Além de alegar haver um “feminismo punitivista” ao revogar a prisão de um suspeito de cometer violência doméstica, o juiz Felipe Morais Barbosa, do Juizado de Violência Doméstica e Familiar Contra a Mulher de Águas Lindas de Goiás, no Entorno do Distrito Federal, disse na decisão que “se reconhece como um defensor do feminismo”.
O magistrado descordou da decisão anterior, proferida por uma juíza plantonista, e declarou que a colega agiu de ofício, ou seja, sem que houvesse um pedido de manutenção da prisão.
O suspeito em questão foi preso em flagrante em 10 de fevereiro, após agredir a companheira com uma boneca. A agressão ocorreu durante uma crise de ciúmes. Dois dias depois, passou por audiência de custódia, presidida pela juíza de plantão Lívia Vaz.
Durante a audiência, o Ministério Público de Goiás (MPGO) se manifestou a favor da liberdade do homem, com a imposição de medidas cautelares. Mesmo assim, a juíza optou por mantê-lo detido. A magistrada alegou que “sendo a única mulher na sala, enquanto puder salvar a vida de uma mulher manterá o suposto agressor preso”.
O juiz titular, porém, discordou da colega. “A crítica ao feminismo punitivista é central em autoras como Angela Davis e Juliana Borges, que demonstram como a ampliação do poder punitivo do Estado não necessariamente protege as mulheres, podendo reforçar estruturas de opressão que afetam desproporcionalmente populações historicamente subalternizadas”, afirmou.
“Este magistrado se reconhece como um defensor do feminismo, ciente dos privilégios decorrentes de sua posição social, seja pelo gênero, pela orientação sexual ou pela raça. Reconhece ser necessário esforços para realizar um julgamento justo, retificado pelas lentes da perspectiva de gênero”, afirmou.
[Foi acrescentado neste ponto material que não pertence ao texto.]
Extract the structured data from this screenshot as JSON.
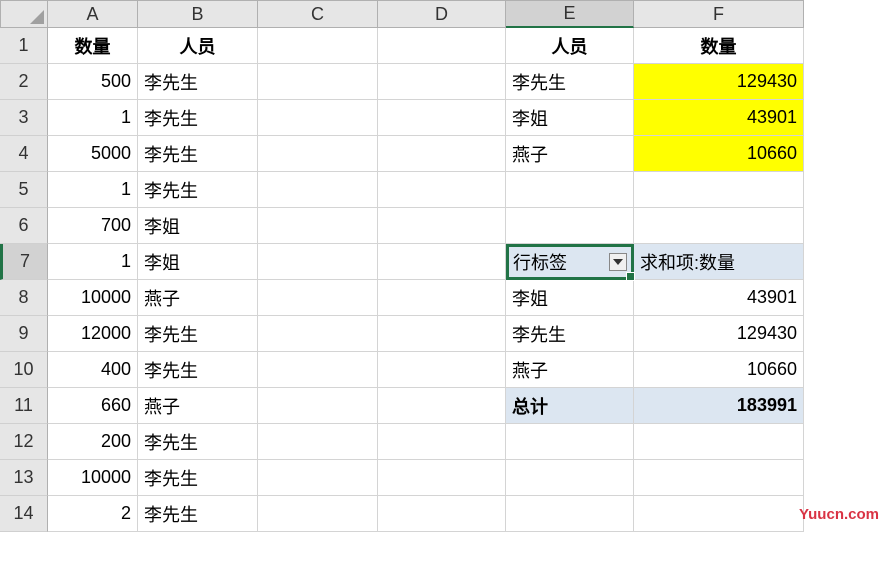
{
  "columns": [
    "A",
    "B",
    "C",
    "D",
    "E",
    "F"
  ],
  "rows": [
    {
      "n": 1,
      "A": "数量",
      "B": "人员",
      "E": "人员",
      "F": "数量",
      "boldA": true,
      "boldB": true,
      "boldE": true,
      "boldF": true,
      "centerAB": true,
      "centerEF": true
    },
    {
      "n": 2,
      "A": "500",
      "B": "李先生",
      "E": "李先生",
      "F": "129430",
      "yellowF": true
    },
    {
      "n": 3,
      "A": "1",
      "B": "李先生",
      "E": "李姐",
      "F": "43901",
      "yellowF": true
    },
    {
      "n": 4,
      "A": "5000",
      "B": "李先生",
      "E": "燕子",
      "F": "10660",
      "yellowF": true
    },
    {
      "n": 5,
      "A": "1",
      "B": "李先生"
    },
    {
      "n": 6,
      "A": "700",
      "B": "李姐"
    },
    {
      "n": 7,
      "A": "1",
      "B": "李姐",
      "E": "行标签",
      "F": "求和项:数量",
      "pivot": true,
      "selected": true
    },
    {
      "n": 8,
      "A": "10000",
      "B": "燕子",
      "E": "李姐",
      "F": "43901"
    },
    {
      "n": 9,
      "A": "12000",
      "B": "李先生",
      "E": "李先生",
      "F": "129430"
    },
    {
      "n": 10,
      "A": "400",
      "B": "李先生",
      "E": "燕子",
      "F": "10660"
    },
    {
      "n": 11,
      "A": "660",
      "B": "燕子",
      "E": "总计",
      "F": "183991",
      "pivot": true,
      "boldE": true,
      "boldF": true
    },
    {
      "n": 12,
      "A": "200",
      "B": "李先生"
    },
    {
      "n": 13,
      "A": "10000",
      "B": "李先生"
    },
    {
      "n": 14,
      "A": "2",
      "B": "李先生"
    }
  ],
  "watermark": "Yuucn.com"
}
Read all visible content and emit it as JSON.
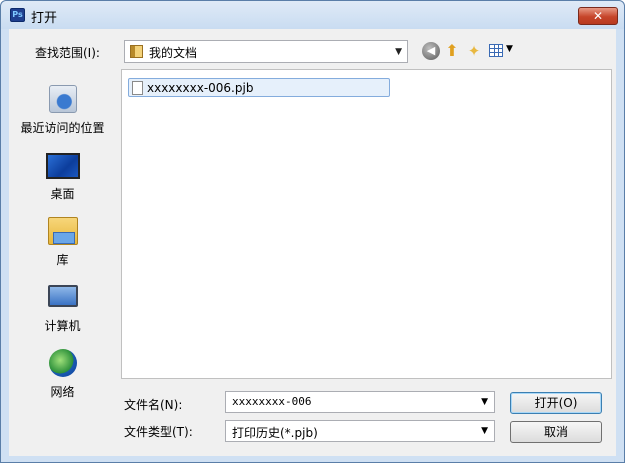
{
  "window": {
    "title": "打开",
    "app_icon_text": "Ps",
    "close_label": "✕"
  },
  "toolbar": {
    "lookin_label": "查找范围(I):",
    "lookin_value": "我的文档",
    "icons": [
      "back-icon",
      "up-folder-icon",
      "new-folder-icon",
      "view-menu-icon"
    ]
  },
  "places": [
    {
      "label": "最近访问的位置",
      "icon": "recent-places-icon"
    },
    {
      "label": "桌面",
      "icon": "desktop-icon"
    },
    {
      "label": "库",
      "icon": "libraries-icon"
    },
    {
      "label": "计算机",
      "icon": "computer-icon"
    },
    {
      "label": "网络",
      "icon": "network-icon"
    }
  ],
  "files": [
    {
      "name": "xxxxxxxx-006.pjb"
    }
  ],
  "filename": {
    "label": "文件名(N):",
    "value": "xxxxxxxx-006"
  },
  "filetype": {
    "label": "文件类型(T):",
    "value": "打印历史(*.pjb)"
  },
  "buttons": {
    "open": "打开(O)",
    "cancel": "取消"
  }
}
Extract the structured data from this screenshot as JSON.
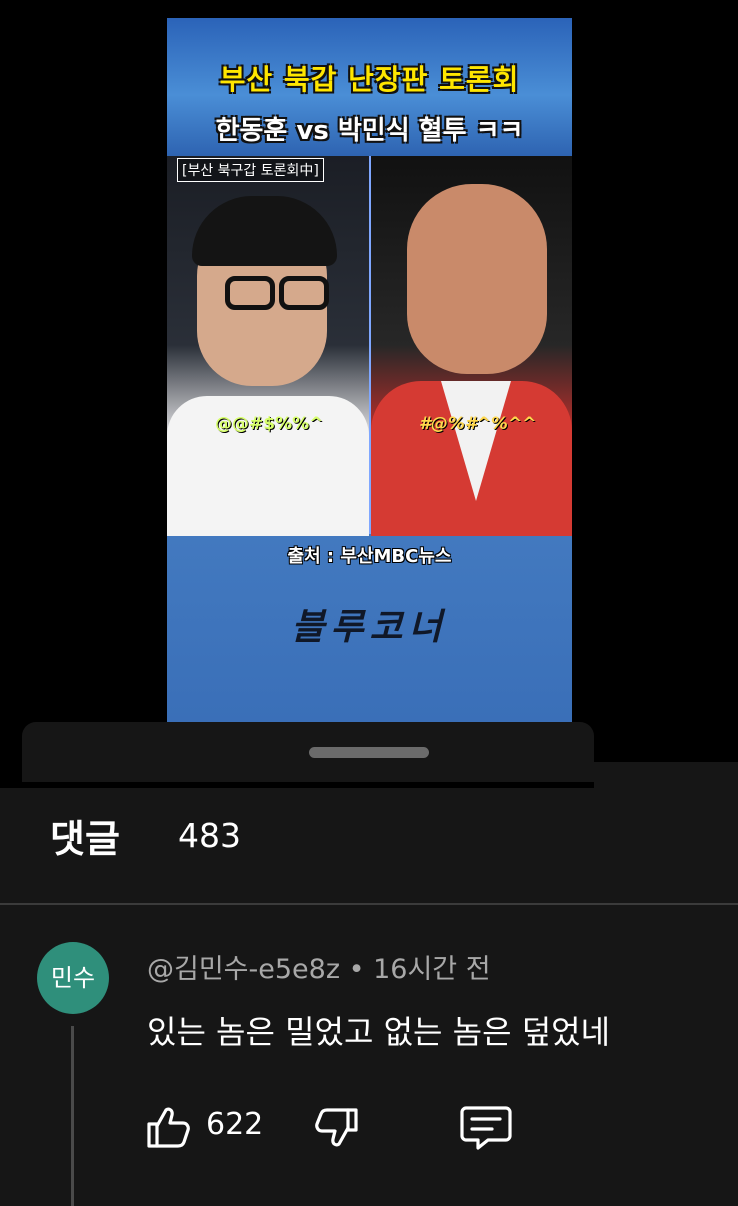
{
  "video": {
    "title_line1": "부산 북갑 난장판 토론회",
    "title_line2": "한동훈 vs 박민식 혈투 ㅋㅋ",
    "caption_tag": "[부산 북구갑 토론회中]",
    "cursing_left": "@@#$%%^",
    "cursing_right": "#@%#^%^^",
    "source": "출처 : 부산MBC뉴스",
    "brand": "블루코너"
  },
  "comments": {
    "title": "댓글",
    "count": "483"
  },
  "comment": {
    "avatar_text": "민수",
    "meta": "@김민수-e5e8z • 16시간 전",
    "text": "있는 놈은 밀었고 없는 놈은 덮었네",
    "likes": "622"
  },
  "colors": {
    "background": "#000000",
    "sheet": "#161616",
    "avatar": "#2f8f7b",
    "muted_text": "#a8a8a8"
  }
}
Ele argumenta que “possivelmente um olhar feminino terá maior sensibilidade sobre o fenômeno concreto”, mas pondera que “é importante não sucumbir às armadilhas do punitismo”.
“A justiça feminista não pode ser confundida com a ampliação indiscriminada do poder punitivo estatal. A sanha punitivista, muitas vezes impulsionada por um desejo legítimo de proteção às vítimas, não pode se sobrepor ao respeito às regras processuais, sob pena de comprometer a própria credibilidade do sistema de justiça”, acrescentou.
Revogação e medidas provisórias
O juiz entendeu que a conversão da prisão em flagrante para prisão preventiva ocorreu sem requerimento expresso do MP, “o que configura violação ao sistema acusatório e compromete a legalidade da decisão”.
Em seguida, ele determinou que o suspeito fosse solto e que lhe fosse imposto medidas cautelares, como proibição de se aproximar da vítima.
“Um feminismo que preze pela justiça e pela dignidade humana deve necessariamente considerar que o combate à violência de gênero não pode ser feito à custa das garantias processuais”, completou.